Oxygen May Boost Immune Cells Fighting Cancer

Researchers might have discovered another new weapon in the fight against cancer -- oxygen. In a new study in mice, researchers found that something as simple as breathing in extra oxygen might give immune cells the boost they need to attack cancer cells in the body.

The immune system is already known for spotting abnormal cells in the body and destroying them before they grow into cancer. However, once tumors do take root, they put up defenses designed to block attacks from the immune system.

With the extra oxygen, "you remove the brake pedal" that cancer can put on tumor-fighting immune cells" lead author of the study and director of the New England Inflammation and Tissue Protection Institute at Northeastern University, Michail Sitkovsky says.

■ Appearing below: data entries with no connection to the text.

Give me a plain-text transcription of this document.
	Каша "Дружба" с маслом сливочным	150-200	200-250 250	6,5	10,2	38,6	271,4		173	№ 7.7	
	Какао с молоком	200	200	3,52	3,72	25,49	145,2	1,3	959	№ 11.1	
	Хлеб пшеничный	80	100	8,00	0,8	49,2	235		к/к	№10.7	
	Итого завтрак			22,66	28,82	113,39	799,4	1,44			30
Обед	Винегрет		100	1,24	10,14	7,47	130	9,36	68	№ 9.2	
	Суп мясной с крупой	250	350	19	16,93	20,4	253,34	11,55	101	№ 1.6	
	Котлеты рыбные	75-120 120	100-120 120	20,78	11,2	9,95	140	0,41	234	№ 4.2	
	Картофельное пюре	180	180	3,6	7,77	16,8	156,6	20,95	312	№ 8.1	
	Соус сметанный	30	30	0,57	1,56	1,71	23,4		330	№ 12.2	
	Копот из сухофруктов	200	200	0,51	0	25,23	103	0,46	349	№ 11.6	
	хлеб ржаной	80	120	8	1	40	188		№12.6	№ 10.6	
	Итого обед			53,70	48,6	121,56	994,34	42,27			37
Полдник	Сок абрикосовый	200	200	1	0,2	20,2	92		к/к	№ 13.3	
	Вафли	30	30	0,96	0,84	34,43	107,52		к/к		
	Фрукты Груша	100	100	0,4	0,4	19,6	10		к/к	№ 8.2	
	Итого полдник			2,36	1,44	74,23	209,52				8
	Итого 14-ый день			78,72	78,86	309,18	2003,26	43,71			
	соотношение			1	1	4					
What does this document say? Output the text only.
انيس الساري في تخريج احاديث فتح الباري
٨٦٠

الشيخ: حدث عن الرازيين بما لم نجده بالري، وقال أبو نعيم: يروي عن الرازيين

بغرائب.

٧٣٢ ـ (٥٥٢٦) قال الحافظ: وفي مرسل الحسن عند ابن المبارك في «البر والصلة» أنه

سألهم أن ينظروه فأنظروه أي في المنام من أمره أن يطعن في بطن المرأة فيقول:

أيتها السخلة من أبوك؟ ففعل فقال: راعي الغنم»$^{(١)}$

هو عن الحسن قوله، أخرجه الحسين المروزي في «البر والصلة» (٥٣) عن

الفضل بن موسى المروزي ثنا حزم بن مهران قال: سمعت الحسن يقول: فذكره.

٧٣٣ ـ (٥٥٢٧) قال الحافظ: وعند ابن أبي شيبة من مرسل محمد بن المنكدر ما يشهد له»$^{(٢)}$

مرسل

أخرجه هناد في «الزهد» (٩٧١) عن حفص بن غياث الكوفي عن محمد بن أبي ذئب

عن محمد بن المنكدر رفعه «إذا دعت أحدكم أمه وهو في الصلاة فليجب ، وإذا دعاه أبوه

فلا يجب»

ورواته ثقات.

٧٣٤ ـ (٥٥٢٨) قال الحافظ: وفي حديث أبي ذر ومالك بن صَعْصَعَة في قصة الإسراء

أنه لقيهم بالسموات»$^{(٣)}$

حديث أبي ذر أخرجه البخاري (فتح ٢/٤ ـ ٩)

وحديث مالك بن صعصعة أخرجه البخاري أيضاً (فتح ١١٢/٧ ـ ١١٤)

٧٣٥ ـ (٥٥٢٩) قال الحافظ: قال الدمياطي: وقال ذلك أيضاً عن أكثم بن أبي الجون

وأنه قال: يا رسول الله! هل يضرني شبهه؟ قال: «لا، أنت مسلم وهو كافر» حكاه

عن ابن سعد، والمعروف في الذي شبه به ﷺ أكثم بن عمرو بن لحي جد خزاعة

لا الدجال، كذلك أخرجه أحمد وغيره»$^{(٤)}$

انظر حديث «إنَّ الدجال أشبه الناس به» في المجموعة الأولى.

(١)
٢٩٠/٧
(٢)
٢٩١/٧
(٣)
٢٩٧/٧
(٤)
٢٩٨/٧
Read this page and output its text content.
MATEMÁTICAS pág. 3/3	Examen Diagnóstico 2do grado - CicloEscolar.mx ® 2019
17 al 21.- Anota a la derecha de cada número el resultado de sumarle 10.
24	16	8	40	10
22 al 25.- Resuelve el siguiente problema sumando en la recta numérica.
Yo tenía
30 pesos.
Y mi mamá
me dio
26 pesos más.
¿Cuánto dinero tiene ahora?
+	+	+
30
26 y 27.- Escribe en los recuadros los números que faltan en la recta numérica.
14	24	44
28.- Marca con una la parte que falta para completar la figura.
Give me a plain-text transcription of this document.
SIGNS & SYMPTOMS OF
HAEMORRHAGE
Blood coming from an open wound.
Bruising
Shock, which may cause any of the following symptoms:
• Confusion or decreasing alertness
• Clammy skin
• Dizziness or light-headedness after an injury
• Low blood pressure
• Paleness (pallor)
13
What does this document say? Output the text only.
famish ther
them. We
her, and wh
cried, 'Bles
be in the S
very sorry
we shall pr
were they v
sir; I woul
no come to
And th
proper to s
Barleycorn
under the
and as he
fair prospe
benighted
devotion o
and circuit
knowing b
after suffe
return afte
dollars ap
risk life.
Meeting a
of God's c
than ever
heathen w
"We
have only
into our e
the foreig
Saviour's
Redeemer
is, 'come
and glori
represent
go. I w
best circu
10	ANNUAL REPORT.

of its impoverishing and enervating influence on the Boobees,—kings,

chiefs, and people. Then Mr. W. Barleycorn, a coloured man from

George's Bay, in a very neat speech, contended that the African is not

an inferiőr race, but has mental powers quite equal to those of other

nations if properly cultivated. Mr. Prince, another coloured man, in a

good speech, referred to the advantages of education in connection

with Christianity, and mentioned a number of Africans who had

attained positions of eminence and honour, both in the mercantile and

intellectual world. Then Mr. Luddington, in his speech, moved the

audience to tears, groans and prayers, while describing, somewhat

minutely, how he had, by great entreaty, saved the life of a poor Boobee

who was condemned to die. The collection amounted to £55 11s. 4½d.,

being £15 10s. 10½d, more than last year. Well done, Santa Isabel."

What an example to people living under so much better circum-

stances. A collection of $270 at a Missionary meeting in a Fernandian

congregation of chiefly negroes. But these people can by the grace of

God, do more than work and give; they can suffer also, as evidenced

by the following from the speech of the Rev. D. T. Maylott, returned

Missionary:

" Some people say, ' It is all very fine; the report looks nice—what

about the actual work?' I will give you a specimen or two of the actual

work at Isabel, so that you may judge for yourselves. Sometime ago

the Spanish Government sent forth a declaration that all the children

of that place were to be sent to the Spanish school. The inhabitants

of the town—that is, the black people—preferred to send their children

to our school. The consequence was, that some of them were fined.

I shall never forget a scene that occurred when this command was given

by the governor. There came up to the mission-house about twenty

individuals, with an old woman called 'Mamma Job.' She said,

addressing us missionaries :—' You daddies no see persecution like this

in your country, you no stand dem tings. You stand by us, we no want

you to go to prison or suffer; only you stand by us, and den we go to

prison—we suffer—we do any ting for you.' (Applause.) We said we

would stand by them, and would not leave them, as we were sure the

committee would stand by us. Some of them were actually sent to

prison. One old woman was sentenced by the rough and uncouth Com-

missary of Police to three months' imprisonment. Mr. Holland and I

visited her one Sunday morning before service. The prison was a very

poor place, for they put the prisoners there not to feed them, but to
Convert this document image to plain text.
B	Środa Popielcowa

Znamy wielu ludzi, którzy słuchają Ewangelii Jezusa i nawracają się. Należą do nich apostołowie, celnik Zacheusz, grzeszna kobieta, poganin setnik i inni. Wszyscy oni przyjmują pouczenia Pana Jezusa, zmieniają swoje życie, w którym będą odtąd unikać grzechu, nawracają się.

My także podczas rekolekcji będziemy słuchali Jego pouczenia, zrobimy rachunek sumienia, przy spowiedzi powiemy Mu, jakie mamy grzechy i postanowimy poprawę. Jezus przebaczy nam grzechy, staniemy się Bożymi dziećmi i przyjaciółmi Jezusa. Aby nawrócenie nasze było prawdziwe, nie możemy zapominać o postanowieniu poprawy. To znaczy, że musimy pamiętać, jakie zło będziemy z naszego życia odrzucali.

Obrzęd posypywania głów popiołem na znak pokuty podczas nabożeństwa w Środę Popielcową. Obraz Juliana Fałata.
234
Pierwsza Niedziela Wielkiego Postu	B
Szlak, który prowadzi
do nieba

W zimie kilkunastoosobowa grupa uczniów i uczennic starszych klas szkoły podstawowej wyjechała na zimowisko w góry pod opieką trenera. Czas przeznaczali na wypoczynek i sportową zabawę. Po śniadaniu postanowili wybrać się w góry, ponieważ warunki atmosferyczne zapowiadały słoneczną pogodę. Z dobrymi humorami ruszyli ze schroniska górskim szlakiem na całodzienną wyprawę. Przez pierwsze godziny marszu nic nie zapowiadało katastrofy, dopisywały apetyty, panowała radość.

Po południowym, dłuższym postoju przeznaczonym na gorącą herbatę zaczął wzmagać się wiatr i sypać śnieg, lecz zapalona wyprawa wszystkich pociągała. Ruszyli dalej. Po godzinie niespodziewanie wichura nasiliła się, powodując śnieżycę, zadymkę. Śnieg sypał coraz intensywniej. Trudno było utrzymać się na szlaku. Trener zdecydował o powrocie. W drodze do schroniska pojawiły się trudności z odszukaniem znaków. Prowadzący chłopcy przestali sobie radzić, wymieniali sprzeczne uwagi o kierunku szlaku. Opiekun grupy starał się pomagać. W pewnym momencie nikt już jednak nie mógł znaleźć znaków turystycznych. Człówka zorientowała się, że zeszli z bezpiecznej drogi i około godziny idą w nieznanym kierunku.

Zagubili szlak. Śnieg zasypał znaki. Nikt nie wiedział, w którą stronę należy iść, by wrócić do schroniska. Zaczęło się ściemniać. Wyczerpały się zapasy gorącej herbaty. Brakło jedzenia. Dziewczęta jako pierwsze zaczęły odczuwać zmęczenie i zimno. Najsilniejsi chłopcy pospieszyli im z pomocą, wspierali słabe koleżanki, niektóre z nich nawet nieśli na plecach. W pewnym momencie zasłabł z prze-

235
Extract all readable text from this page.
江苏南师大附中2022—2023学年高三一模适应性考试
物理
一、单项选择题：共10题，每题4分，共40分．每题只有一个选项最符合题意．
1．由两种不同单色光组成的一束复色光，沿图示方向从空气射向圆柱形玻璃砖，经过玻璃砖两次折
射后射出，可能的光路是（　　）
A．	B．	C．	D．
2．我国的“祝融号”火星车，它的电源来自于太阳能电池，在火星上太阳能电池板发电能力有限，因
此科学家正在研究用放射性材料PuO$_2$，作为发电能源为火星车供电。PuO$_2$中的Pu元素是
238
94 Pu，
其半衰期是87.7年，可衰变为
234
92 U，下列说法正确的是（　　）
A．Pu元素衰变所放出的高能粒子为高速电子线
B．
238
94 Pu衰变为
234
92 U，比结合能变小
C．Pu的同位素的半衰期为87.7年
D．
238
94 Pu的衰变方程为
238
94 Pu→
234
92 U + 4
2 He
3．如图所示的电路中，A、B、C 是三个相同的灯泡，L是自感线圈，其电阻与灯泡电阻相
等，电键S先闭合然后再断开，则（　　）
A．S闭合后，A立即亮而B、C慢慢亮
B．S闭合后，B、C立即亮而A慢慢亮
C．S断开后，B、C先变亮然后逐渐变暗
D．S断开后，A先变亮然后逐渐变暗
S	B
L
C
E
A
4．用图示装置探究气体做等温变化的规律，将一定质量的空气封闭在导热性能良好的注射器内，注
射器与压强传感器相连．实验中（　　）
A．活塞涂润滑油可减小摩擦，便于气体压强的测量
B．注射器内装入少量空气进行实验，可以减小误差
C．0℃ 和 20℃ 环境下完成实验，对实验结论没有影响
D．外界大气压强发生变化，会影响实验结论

According to Edwin Jackson, study co-author from the University of Pittsburgh, tumors can grow so rapidly they outpace their blood supply thereby creating a low oxygen environment. This lack of oxygen causes the cancer cells to produce a molecule called adenosine. This molecule essentially puts nearby T cells and the natural killer cells to sleep, preventing them from fighting the cancer.

Researchers wondered if putting oxygen back into the oxygen-starved environment would strip cancer cells of this defense and wake up the sleeping cancer fighting cells. For the study, they put mice with different kinds of lung tumors inside chambers that mimic what's known as supplemental oxygen therapy. The air is about 21 percent oxygen, but hospitals can give human patients concentrations of 40 to 60 percent oxygen.

The extra oxygen changed the environment of the tumor and allowed the immune system to wake up and do its job. The tumors in the mice shrank in the high-oxygen group, especially when researchers combined the oxygen with injections of extra tumor-fighting T cells. The extra oxygen had no effect in mice genetically engineered to lack those immune cells.

The study is exciting, says immunologist Susanna Greer of the American Cancer Society, who wasn't involved with the research and cautioned that it must be tested in people.

"If this works, there is the potential that what they're doing could very easily synergize with other cancer immunotherapies that we know work," Greer says.

"The beauty is that oxygen per se is so well-tolerated," added Dr. Holger Eltzschig, an anesthesiologist at the University of Colorado in Denver who studies low-oxygen effects and also wasn't involved in Wednesday's study.

Eltzschig believes that the results from the study was so compelling that researchers should go ahead and begin to test the approach by adding oxygen treatment as a part of certain cancer therapies.